My best friend has all the keys. I think sometimes she wishes she didn't, haha. She doesn't necessarily understand some of the things I share with her. I think sometimes she looks at a key I have handed her and tries to give it back....lol. We are after all, two very different people. She hates shopping and doesn't get that part of me at all. Our cultures are quite different and not something that we really talk about much. But, I have chosen to give her all the keys because she is my best friend. I want to share everything with her because she is my person. I don't expect her to know what to do with all the keys, but I give them to her anyway. 

Friday, December 11, 2020

one year later...

How have I managed to live for a year without my dad? Honestly, I don't know. Losing him was the biggest loss of my life. Yes, I have many things to be grateful for, but today, on the anniversary of his death, I am just tired. Bone deep exhausted and sad. I started to write a list of things I'm grateful for and I just didn't want to. The void in my life is deep and wide and sometimes I think it is good to remain in the sadness. Not try to brush it all under the carpet or look for silver linings.

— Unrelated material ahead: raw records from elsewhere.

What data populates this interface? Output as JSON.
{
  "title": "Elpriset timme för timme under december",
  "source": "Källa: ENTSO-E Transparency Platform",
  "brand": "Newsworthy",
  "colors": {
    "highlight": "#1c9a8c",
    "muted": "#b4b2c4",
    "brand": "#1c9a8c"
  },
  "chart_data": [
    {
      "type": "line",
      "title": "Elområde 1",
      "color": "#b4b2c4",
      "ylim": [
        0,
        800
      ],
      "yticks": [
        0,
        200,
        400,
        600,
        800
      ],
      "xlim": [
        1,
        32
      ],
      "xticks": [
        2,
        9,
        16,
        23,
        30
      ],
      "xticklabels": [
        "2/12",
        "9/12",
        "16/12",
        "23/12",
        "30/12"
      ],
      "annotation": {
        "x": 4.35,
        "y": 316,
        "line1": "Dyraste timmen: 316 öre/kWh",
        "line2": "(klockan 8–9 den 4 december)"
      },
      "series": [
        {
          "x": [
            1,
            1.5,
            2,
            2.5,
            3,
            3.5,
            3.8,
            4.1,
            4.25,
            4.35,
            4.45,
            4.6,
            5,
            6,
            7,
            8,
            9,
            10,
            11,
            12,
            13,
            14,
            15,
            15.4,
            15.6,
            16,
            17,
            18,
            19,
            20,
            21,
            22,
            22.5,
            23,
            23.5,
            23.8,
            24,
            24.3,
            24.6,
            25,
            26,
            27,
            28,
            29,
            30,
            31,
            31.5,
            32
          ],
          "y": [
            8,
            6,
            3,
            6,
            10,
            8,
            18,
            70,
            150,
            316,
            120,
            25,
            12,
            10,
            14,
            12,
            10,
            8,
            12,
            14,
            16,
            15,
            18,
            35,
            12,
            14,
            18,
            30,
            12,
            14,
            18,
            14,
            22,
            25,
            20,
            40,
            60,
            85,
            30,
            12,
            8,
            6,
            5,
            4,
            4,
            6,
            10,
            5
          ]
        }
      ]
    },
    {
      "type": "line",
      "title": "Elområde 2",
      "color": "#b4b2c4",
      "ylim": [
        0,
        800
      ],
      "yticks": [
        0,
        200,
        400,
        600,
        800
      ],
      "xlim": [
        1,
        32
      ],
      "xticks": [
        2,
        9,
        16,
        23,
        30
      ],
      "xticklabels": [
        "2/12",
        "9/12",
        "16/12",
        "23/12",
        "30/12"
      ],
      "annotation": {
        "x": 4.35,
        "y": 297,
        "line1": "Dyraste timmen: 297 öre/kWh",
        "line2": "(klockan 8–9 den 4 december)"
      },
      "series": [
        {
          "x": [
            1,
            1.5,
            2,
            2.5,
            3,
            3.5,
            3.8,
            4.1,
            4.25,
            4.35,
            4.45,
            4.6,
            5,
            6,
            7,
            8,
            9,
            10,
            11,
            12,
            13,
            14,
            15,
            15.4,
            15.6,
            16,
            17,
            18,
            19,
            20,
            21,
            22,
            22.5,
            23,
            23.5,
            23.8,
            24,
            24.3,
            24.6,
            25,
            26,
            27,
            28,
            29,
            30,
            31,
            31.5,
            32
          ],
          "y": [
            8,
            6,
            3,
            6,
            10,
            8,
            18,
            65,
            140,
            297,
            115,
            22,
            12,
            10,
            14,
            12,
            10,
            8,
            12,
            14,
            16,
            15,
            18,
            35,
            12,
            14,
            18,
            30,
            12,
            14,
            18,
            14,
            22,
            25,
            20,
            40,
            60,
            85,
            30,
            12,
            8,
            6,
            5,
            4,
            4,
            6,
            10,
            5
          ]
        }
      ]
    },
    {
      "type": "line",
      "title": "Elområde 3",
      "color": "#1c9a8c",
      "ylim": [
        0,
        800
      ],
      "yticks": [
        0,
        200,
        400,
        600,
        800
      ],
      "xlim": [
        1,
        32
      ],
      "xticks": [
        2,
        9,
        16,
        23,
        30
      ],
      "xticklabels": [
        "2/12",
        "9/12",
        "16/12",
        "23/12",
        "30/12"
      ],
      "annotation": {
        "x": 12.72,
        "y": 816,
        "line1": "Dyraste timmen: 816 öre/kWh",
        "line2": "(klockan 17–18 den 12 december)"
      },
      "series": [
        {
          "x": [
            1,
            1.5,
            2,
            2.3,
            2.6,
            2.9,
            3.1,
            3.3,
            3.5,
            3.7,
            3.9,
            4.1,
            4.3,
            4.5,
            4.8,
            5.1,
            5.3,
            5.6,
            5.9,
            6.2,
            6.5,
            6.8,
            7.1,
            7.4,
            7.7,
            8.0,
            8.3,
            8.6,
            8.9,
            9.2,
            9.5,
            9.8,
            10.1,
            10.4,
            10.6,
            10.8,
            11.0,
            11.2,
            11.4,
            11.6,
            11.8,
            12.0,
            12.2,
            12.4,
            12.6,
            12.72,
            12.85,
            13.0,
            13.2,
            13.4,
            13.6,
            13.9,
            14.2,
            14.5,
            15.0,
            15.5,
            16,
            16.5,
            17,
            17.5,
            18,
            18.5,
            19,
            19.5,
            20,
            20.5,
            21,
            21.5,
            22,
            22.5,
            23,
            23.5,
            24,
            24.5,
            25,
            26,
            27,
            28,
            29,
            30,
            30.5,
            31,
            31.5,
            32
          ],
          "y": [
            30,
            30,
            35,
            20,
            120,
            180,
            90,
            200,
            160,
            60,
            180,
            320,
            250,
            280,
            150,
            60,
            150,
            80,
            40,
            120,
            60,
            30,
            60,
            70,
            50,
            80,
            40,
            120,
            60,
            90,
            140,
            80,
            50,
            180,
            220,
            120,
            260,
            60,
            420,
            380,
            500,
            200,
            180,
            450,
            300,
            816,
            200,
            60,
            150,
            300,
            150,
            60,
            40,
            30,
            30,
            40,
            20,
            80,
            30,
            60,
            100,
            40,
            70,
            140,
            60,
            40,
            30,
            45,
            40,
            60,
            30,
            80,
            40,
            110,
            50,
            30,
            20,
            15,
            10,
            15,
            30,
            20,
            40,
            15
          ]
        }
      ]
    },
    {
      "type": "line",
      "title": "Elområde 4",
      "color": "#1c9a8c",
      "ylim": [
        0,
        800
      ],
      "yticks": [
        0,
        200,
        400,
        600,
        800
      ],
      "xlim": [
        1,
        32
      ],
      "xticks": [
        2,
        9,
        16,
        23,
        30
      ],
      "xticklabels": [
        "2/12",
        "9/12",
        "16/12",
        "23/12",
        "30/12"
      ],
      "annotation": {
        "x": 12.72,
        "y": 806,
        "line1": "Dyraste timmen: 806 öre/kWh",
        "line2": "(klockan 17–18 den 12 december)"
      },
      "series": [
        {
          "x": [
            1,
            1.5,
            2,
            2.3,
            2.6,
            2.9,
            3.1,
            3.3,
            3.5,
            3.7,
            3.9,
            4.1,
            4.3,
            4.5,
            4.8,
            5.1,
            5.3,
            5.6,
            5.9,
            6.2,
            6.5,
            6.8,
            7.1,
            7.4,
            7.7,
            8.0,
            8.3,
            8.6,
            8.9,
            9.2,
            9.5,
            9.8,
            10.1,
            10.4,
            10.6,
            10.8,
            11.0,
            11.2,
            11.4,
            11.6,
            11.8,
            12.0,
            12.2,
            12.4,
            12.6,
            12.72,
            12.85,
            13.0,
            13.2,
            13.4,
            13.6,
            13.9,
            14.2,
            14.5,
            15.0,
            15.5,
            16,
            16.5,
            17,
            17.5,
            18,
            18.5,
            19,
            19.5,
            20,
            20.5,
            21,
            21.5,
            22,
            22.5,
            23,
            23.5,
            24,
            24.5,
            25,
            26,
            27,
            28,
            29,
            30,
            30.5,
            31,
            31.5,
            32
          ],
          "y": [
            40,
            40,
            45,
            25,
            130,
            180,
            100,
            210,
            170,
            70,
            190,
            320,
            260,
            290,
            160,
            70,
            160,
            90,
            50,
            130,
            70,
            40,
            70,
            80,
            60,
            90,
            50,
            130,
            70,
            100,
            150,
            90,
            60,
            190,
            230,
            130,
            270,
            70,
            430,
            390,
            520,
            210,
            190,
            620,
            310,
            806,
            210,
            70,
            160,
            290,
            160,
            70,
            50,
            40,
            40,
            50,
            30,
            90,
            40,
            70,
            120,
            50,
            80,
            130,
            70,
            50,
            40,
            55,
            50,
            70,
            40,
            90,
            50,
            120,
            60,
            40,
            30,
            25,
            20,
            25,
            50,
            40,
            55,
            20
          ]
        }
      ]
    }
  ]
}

My dad was a big part of my life, the void he left behind is huge. My brother Henry said it well when he wrote that a heart is filled with people of different sizes; those of great character and strength take up the most space. My dad was by far the most influential person in my life and took up a lot of space in my heart. He loved me. He was proud of me. He was a rock of support. He was an exemplary model of a good Christian, parent and spouse. The depth of my sadness is no wonder when I consider how much I loved him.

So, even though I wasn't planning to be grateful, I find myself overwhelmed with gratitude. I had the absolute best dad and that's what makes saying goodbye so hard. How blessed am I to have had such a father.